Com a aprovação do auxílio emergencial de R$ 600 para trabalhadores informais que perderem renda devido às medidas de isolamento social, alguns economistas têm defendido que a política de renda básica se torne permanente. Arminio diz ter dúvidas quanto a um benefício universal, devido ao custo elevado, mas vê com bons olhos a discussão de ampliação do sistema público de proteção social.
“É um tema importantíssimo, é fundamental que se chegue aos informais. As regras — como fazer, o que cada um tem direito, quem contribui ou não — têm que ser avaliadas. Mas tenho certeza que esse é um tema que vai entrar em pauta. Se é que já não está”, afirma.
Frentes de trabalho e retomada do investimento público
Nelson Barbosa, professor da Fundação Getulio Vargas (FGV) e ex-ministro da Fazenda e do Planejamento
Uma frente de trabalho de saúde pública e a retomada de obras paradas estão entre as propostas do economista Nelson Barbosa para recuperação da atividade após o fim do isolamento social imposto pela nova doença. Para Barbosa, um programa de “seguro-renda” — como o seguro-desemprego atual, mas voltado a todos os trabalhadores, incluindo informais — é uma opção para a ampliação da proteção social na nova conjuntura.
“É preciso que o governo adote um plano de reconstrução.

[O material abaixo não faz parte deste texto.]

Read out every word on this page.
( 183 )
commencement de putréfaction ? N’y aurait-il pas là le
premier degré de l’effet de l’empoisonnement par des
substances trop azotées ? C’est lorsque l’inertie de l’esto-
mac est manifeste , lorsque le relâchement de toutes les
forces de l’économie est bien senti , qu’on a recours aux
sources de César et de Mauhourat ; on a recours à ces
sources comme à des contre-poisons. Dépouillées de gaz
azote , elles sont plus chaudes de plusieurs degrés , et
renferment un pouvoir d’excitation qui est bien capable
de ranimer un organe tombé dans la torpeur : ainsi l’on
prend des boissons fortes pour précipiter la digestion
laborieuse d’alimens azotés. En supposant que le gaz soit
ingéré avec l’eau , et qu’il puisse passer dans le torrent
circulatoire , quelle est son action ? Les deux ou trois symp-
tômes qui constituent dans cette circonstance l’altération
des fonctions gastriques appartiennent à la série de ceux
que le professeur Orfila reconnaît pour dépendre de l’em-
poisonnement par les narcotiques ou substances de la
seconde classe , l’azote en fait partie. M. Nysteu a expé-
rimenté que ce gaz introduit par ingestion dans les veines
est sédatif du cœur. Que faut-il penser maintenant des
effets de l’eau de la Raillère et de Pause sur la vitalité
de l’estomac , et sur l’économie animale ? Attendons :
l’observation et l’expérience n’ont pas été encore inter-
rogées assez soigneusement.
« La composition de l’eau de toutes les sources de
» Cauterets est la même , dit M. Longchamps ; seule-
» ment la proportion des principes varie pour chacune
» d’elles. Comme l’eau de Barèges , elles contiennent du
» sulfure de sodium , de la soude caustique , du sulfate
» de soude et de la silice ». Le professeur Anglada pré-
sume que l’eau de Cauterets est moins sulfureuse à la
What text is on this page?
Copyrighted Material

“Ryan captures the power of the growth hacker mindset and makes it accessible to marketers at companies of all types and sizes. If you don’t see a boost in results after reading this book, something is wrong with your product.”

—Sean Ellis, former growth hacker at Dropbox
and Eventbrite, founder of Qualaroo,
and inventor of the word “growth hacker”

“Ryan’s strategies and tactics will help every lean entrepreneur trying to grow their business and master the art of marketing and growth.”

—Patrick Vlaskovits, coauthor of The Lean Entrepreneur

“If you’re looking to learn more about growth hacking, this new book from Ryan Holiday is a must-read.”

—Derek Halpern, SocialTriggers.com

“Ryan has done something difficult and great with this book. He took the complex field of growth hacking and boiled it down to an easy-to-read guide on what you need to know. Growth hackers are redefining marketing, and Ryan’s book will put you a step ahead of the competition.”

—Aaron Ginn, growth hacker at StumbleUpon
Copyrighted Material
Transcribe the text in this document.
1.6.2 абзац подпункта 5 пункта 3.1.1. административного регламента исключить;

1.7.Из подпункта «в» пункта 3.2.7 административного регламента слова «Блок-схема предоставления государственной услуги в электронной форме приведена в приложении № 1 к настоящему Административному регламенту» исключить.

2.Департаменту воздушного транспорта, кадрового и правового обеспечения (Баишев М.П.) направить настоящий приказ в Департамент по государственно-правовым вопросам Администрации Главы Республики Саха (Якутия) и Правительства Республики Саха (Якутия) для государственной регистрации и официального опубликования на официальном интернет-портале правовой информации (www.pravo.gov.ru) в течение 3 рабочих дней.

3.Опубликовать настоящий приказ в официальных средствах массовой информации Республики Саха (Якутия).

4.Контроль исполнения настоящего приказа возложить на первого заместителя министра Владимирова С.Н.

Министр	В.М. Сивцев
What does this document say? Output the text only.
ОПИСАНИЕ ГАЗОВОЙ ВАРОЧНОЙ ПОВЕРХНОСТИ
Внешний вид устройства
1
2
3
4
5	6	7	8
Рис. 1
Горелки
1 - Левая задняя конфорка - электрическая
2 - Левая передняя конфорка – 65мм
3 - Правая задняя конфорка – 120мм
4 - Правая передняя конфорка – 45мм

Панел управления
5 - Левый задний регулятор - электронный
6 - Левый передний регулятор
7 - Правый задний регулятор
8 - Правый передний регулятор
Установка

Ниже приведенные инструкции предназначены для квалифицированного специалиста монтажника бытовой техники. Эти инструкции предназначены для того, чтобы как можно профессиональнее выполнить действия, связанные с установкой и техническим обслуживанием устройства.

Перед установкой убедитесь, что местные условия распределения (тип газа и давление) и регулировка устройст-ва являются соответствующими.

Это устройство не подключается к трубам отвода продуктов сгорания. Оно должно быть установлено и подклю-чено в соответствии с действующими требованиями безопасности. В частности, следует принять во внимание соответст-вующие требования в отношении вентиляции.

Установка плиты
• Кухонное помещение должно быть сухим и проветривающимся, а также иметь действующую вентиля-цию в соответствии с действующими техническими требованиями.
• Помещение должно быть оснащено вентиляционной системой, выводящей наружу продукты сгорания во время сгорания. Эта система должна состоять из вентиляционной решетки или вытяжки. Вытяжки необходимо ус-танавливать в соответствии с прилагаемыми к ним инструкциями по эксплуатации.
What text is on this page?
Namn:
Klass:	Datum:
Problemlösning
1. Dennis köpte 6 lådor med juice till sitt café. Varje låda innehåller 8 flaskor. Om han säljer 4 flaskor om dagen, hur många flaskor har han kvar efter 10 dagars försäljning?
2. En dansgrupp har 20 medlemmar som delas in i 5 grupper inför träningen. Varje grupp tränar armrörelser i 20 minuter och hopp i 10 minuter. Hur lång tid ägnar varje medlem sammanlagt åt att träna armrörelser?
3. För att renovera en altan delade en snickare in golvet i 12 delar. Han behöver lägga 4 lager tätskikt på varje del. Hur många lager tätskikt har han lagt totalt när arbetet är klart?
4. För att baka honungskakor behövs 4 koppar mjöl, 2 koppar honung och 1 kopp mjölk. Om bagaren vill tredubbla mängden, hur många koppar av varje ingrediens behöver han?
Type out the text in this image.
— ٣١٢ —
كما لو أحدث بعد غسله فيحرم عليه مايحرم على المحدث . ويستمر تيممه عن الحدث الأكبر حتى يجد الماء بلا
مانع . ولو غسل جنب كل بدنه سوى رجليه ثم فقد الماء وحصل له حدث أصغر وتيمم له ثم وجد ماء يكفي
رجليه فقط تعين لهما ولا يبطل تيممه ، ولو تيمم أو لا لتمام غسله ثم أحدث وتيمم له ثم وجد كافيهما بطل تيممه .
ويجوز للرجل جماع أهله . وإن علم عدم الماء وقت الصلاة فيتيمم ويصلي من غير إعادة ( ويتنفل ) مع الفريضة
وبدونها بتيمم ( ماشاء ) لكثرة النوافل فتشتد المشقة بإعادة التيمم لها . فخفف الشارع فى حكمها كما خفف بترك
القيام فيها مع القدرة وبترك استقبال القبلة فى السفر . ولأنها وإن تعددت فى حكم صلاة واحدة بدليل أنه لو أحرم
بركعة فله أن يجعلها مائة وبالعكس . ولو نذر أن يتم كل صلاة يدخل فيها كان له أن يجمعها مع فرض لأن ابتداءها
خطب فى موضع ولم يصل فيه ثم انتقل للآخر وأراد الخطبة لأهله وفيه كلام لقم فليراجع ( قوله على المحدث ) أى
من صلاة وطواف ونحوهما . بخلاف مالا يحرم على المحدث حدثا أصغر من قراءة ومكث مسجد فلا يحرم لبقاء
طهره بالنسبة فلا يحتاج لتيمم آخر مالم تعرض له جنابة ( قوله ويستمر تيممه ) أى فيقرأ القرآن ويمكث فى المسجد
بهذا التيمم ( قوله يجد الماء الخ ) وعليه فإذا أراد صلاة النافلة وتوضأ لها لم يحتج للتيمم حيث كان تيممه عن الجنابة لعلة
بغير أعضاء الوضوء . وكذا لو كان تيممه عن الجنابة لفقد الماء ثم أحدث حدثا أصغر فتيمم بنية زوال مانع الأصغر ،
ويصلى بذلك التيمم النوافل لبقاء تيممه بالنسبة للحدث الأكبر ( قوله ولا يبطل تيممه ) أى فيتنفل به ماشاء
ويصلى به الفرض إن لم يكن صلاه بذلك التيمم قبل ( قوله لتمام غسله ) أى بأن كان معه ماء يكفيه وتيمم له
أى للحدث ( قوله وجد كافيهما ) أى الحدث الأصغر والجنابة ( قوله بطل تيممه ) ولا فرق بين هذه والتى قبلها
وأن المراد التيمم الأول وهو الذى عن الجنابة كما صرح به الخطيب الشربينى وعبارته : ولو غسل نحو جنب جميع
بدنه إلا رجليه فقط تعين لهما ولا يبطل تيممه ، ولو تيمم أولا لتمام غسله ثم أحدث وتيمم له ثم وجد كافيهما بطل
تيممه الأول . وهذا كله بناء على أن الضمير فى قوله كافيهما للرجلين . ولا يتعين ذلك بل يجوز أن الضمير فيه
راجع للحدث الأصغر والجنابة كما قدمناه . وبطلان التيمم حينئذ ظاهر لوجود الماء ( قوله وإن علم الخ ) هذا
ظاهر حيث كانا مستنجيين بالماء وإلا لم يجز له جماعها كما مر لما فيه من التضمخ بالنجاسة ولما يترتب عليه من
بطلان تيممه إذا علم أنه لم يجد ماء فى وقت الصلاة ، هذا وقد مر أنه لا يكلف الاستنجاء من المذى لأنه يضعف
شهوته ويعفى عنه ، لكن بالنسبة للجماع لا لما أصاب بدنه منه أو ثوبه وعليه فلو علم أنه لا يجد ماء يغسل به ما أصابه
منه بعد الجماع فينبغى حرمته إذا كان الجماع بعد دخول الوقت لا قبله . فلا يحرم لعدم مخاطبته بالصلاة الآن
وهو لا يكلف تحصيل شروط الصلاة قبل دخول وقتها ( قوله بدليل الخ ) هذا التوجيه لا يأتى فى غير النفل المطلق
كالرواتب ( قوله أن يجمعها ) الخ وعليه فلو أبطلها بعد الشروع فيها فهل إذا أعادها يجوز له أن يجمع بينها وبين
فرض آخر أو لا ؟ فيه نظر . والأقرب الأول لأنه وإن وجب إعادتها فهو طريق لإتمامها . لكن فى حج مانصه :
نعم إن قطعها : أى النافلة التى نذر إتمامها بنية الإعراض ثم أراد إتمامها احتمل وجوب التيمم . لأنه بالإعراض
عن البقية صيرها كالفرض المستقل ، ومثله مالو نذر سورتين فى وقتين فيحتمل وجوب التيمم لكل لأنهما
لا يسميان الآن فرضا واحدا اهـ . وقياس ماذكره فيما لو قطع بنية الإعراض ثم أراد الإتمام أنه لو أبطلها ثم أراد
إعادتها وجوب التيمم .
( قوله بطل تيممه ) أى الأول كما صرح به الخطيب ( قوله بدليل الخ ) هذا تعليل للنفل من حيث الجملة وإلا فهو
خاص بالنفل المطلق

Medidas temporárias, sim, mas que provavelmente vão durar mais de um ano”, afirma. “Por exemplo, diversos países estão pensando em adotar uma força de trabalho emergencial para monitoramento e combate à covid-19 depois da pior fase”, diz.
Barbosa acredita que é possível criar espaço nas contas públicas para a retomada do investimento em obras paradas. “Essa crise mostrou que, quando há um risco, o espaço fiscal é gerado”, afirma. “O governo vai emitir dívida e, quando chegar a hora de pagar, espera-se que a economia já tenha se recuperado, com um PIB e uma arrecadação maior, com a qual vai se pagar parte dessa obrigação”, diz, citando ainda a expectativa de continuidade da queda dos juros, que deve reduzir o custo do endividamento.
Medidas redistributivas e renda básica permanente
Laura Carvalho, professora da Faculdade de Economia, Administração e Contabilidade da Universidade de São Paulo (FEA-USP)
Para Laura Carvalho, a recuperação da economia após o fim do isolamento deve exigir um “novo Plano Marshall” — referência ao plano de recuperação dos países europeus após a Segunda Guerra Mundial. A economista, que ajudou a formular o programa econômico da campanha de Guilherme Boulos (PSOL) à presidência em 2018, avalia que o investimento público deve ser usado neste segundo momento de combate à crise como forma de suprir carências históricas, como na saúde e no saneamento básico.
“Isso exigiria a revisão do teto de gastos e uma mudança na orientação da política econômica, que até aqui tem sido voltada para o Estado mínimo”, diz Laura. Segundo ela, a aposta de alguns economistas na retomada da agenda anterior de corte gastos pode piorar a recuperação, levando a uma retomada em “L”, quando o nível do produto não volta ao patamar anterior à crise.
Conforme a economista, esses investimentos deveriam ser financiados através de um aumento da arrecadação. “Defendo alíquotas superiores de tributação para os mais ricos, que vão sofrer muito menos o impacto dessa crise, com o fim da desoneração de dividendos e de desonerações para setores pouco afetados”, exemplifica, citando ainda a tributação de grandes fortunas e aumento do imposto de renda para os mais endinheirados.
Carvalho defende também que a renda básica emergencial se torne permanente. “Temos no Brasil uma informalidade recorde e essa crise tende a agravar isso. Então temos que pensar na possibilidade de uma rede de proteção social maior, universal e que seja permanente.”